The Hedgehog Press, 2019         £5.00

The oral tradition of a proud Romany family history

They lit fires: lenti hatch o yog internalises family moments in ritual and song. These stories are peppered with Romany language. Through a mix of prose and poetry, Raine paints tales of traveller men and women (‘Sally Lee she ’ad one eye and a son called money’).

In prose piece, ‘A Romany Guerro Remembers’, Raine uses found conversation from Facebook. Through the man’s lament, we learn the vulnerability of Romany traditions and language:

you mention rokkerin in romani, well apart from a few words I’ve long forgotten the language — me mom and dad spoke it all the time but since they passed none of us speak it

This life founded on travelling and upholding tradition within memory, and through storytelling, seems constantly threatened.

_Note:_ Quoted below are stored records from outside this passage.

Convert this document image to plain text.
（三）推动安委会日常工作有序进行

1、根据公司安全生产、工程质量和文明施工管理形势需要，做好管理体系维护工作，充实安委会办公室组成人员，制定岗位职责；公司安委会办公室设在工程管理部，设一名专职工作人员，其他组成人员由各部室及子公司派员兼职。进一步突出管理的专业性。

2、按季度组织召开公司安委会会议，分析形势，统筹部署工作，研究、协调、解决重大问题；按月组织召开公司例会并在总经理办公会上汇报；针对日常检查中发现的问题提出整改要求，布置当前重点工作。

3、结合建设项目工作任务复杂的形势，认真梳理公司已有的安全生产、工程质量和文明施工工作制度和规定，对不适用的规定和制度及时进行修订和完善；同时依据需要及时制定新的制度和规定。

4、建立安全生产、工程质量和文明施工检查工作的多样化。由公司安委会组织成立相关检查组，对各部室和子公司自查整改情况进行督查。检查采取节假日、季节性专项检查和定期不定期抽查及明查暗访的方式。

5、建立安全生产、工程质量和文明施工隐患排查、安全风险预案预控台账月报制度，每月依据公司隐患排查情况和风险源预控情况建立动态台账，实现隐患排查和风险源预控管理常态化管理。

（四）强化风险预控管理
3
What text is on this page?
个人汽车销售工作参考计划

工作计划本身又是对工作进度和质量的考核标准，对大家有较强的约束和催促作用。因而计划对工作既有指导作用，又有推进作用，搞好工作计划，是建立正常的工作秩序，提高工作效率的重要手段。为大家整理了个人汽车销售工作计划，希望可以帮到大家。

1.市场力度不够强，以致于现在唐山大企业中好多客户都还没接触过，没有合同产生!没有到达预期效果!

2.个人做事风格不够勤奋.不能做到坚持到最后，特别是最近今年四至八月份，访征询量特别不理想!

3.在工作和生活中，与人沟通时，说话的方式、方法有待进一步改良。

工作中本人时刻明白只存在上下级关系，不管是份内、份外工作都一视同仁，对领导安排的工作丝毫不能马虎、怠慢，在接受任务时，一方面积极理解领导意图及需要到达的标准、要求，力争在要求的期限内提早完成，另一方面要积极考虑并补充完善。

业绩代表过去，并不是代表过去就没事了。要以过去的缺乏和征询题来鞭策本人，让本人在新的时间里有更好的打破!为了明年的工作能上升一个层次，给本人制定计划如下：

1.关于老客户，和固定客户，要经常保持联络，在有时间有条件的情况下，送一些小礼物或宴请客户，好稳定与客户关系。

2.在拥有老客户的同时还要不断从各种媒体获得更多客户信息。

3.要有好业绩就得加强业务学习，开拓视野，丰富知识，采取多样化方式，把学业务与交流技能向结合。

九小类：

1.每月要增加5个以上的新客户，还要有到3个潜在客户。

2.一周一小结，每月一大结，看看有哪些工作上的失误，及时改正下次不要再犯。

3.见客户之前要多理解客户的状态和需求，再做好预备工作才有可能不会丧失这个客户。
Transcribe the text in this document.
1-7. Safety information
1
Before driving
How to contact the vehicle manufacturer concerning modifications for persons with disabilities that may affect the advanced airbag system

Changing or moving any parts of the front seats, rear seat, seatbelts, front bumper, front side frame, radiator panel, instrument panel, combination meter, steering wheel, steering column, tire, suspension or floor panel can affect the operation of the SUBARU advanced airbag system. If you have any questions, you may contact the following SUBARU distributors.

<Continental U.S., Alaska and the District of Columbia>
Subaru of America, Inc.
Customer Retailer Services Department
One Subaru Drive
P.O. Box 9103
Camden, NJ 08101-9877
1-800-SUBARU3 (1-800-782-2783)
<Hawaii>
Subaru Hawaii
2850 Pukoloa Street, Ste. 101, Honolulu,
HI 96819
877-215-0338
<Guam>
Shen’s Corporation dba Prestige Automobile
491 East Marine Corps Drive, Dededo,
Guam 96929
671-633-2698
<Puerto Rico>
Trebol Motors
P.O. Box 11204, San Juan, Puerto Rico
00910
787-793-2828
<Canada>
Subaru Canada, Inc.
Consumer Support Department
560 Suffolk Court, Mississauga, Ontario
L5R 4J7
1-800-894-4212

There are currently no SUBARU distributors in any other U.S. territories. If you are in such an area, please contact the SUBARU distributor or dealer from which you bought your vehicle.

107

Tales of family eccentricities bring humour to the collection. In ‘Great Aunt Tilda, A Funny Old Malt’, ‘if someone was ill or grievin’, she’d say, ‘I’ll burn a bit’ve salt for ’em’. If someone got in a car, or did something adventurous, she’d say, ‘if yer goes and killer yerself, don’t come back and blame me.’ This may be a tale of a brandy-drinking great-aunt of the Romany people, but the family oddball trope feels universal!

There is a sense of wholesome community in this collection — a family unit content with ‘Bones ’n’ Spoons’ for instruments.

It feels important that traditions and stories told orally should be recorded lovingly this way.